Think about the authority you might need later

Michael Kemp, The Daily Record Newswire

I was out with a friend for Memorial Day, and we sat out on a restaurant’s patio. It was late, but it was a nice night, and we didn’t really notice that everyone had gone home. Everyone but us. Last call came and we ordered our last drinks and sat out for a while until around midnight, when he decided to head home. We grabbed our empty glasses and headed back inside, only to find the staff in civilian clothes and the bar empty. They’d been shut down for at least 45 minutes, but had stayed open so we could finish our drinks.
Afterwards, I went across the street to another restaurant to say hi a friend who was finishing up her evening there. The bartender looked up as soon as I walked in. “We’re closing.”

I informed him that I was just walking through to say hi to a friend out on the patio. He told me he would have to ask a manager if that was all right. Then he came back and took me out to the patio where he told my friend it was time to leave. I walked home shaking my head.

Now let me start here: There is no reason on Earth either place had any obligation to stay open longer than they wanted to, especially when, in both cases, I was the last person there. There’s nothing wrong with having a closing time and sticking to it. As consumers, we expect that people will go a little out of their way to make our customer service experience better — even when, as in this case, we really have no right to expect it. But the experience did make me think about some of the concessions we make as solo practitioners to our clients, and whether they make sense. Specifically, I’m talking about making concessions about when and where you will meet clients, and why that means more than you would think.

Most people work 9 to 5 jobs. That means a lot of your clients will have to make a choice between taking time off of work, or coming to meet you at seven in the evening or over the weekend. You may well be in your office late at night or over the weekend, but if you’re like me, you prefer to use that time for blocks of things you would rather do without interruption.

When you have a client who can’t come to the office during business hours, something is going to have to be sacrificed. Meeting with someone by telephone on their lunch hour sometimes works, but it isn’t effective if you need to look over a document together. Meeting someone at 7 at night is workable sometimes, but not when you need three hours for trial preparation. When you meet someone on the weekend for their convenience — or even necessity — you’re sacrificing your free time, but that’s not even the interesting part. More on that in a minute.

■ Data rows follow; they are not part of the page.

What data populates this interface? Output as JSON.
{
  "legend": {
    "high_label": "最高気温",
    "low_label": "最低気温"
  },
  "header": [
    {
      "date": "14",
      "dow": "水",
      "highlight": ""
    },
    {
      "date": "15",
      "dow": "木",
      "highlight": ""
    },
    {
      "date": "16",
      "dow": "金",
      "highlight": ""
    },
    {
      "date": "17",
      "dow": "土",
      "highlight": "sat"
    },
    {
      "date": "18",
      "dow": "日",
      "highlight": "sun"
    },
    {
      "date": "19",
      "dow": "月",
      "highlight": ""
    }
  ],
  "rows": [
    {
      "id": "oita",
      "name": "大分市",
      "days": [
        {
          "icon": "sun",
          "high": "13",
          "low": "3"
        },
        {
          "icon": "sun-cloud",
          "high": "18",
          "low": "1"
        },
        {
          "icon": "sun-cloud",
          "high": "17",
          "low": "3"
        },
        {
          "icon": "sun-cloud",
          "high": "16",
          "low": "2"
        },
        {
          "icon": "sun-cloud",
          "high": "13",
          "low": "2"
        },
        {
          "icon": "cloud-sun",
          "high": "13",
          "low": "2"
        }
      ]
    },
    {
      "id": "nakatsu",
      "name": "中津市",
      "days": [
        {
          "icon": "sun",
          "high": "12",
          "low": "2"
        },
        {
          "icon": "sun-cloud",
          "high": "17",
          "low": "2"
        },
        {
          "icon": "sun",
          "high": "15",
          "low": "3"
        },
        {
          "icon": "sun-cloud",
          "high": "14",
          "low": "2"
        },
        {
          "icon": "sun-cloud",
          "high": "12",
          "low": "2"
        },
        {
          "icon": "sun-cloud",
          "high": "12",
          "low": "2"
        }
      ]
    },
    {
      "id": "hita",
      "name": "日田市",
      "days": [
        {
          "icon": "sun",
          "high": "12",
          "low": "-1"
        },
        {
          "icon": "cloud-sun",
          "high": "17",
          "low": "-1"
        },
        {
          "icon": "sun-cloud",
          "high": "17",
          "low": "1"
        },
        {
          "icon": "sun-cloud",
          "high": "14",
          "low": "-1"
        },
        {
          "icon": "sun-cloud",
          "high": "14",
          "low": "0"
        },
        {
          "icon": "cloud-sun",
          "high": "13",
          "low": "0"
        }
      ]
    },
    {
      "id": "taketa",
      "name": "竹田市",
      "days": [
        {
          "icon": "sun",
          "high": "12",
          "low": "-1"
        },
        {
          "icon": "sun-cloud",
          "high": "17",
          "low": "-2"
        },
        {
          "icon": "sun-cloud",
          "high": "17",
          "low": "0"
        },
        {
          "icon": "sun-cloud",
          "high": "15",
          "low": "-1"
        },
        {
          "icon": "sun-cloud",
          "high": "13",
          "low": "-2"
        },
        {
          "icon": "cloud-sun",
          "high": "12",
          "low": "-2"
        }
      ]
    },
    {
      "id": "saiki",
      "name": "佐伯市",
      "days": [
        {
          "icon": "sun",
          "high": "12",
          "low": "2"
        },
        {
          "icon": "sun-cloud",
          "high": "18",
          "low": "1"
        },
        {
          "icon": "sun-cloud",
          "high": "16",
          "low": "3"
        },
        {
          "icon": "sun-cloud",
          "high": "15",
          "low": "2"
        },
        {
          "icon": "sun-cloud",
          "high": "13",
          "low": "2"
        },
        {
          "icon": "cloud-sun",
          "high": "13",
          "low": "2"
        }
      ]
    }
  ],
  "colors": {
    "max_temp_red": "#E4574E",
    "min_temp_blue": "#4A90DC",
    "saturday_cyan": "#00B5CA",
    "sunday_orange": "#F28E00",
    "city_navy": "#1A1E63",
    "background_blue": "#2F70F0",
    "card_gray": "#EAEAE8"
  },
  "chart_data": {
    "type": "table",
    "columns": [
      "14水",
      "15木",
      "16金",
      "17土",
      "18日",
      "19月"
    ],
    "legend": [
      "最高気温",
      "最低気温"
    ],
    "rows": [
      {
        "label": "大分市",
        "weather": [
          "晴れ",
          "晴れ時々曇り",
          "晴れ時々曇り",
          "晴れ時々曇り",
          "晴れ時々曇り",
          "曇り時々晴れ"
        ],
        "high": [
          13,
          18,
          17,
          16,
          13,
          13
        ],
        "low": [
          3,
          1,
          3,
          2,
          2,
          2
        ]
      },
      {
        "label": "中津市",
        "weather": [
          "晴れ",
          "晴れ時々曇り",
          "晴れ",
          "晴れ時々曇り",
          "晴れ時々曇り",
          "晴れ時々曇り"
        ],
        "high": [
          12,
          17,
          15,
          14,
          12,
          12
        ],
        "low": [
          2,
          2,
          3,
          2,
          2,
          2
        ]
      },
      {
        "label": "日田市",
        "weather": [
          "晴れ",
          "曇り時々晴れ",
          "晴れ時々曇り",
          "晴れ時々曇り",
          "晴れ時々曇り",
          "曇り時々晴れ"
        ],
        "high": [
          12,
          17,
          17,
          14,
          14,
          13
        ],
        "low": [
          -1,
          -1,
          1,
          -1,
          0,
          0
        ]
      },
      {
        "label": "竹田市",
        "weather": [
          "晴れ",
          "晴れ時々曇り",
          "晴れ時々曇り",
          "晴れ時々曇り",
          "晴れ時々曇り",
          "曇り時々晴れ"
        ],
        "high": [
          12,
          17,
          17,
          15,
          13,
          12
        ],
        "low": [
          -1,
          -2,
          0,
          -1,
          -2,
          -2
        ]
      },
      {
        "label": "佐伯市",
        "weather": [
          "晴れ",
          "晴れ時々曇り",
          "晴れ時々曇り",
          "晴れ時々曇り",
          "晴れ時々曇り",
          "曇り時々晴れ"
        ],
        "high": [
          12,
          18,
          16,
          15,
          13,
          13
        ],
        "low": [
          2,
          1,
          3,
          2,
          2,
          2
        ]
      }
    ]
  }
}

The issue isn’t limited to clients who don’t have time to meet during normal business hours. Added to that are the clients who don’t have any means of transportation. The classic example is this case is the client whose license has been revoked for a DUI. Sure, of course they have some means of transportation; they could always take a two hour bus ride to come meet you (also not a great idea when they have to come after work). In that circumstance, do you drive out to meet them at their home or a coffee shop somewhere?

In some ways, it seems like an easy answer. Sure, you’re giving up your time for your clients, but every time you go into work you’re giving up your time for your clients (whenever that is). This isn’t a column about work/life balance; I’ve said I wouldn’t write one of those, and so far, I haven’t. No, this is a column about the importance of maintaining a position of authority. Every time you tell your client that you will go out of your way to make things easier for them, you improve the “customer service” part of the experience, but you are sacrificing some authority. That’s important, because the dark side of the “customer service” part of legal representation is remembering that our representation is not intended to make things easier on our clients.

The Army, and the infantry especially, has a strict (in theory) non-fraternization policy. Enlisted soldiers are not supposed to hang out with non-commissioned officers, who are not supposed to hang out with commissioned officers. The reasoning behind it is fairly obvious. Many corporations have a more lenient and more familiar non-fraternization policy. Now lawyers don’t usually have to have the same command authority with our clients as the infantry officers or even employee supervisors, but we still have to push our clients to make hard choices and come down on them when they fail to follow through on their obligations (to us or to the court).

Importantly, that command authority for small firm or solo attorneys is never going to come from the institutional structure inherent to a large law firm. When (most) clients walk into a large firm, they will feel the disparity of power between themselves and the 200-person firm that occupies six floors of a downtown skyscraper. They solo attorney who drives out to meet them on a Sunday morning at Caribou will never have that kind of inherent authority.

But we still have to push them to do things they don’t want to. It can be as simple as making them spend hours, days, or weeks complying with a large and burdensome but legitimate discovery request. It can be as monumental as forcing them to take a hard look at the serious criminal charges against them and making a decision that will change the rest of their lives. When we have to do that, it helps to have authority behind your position, and every time you twist your schedule around to make their lives easier, you give up a little of the ability to make them do something that will make their lives harder.

I’m not advocating a hard closing time. Certainly there are good times to make concessions to our clients or potential clients. And customer service still is an important part of legal representation. But remember that whenever you make those concessions, you are giving up more than just your time. You are giving up a little bit of the authority you might need later.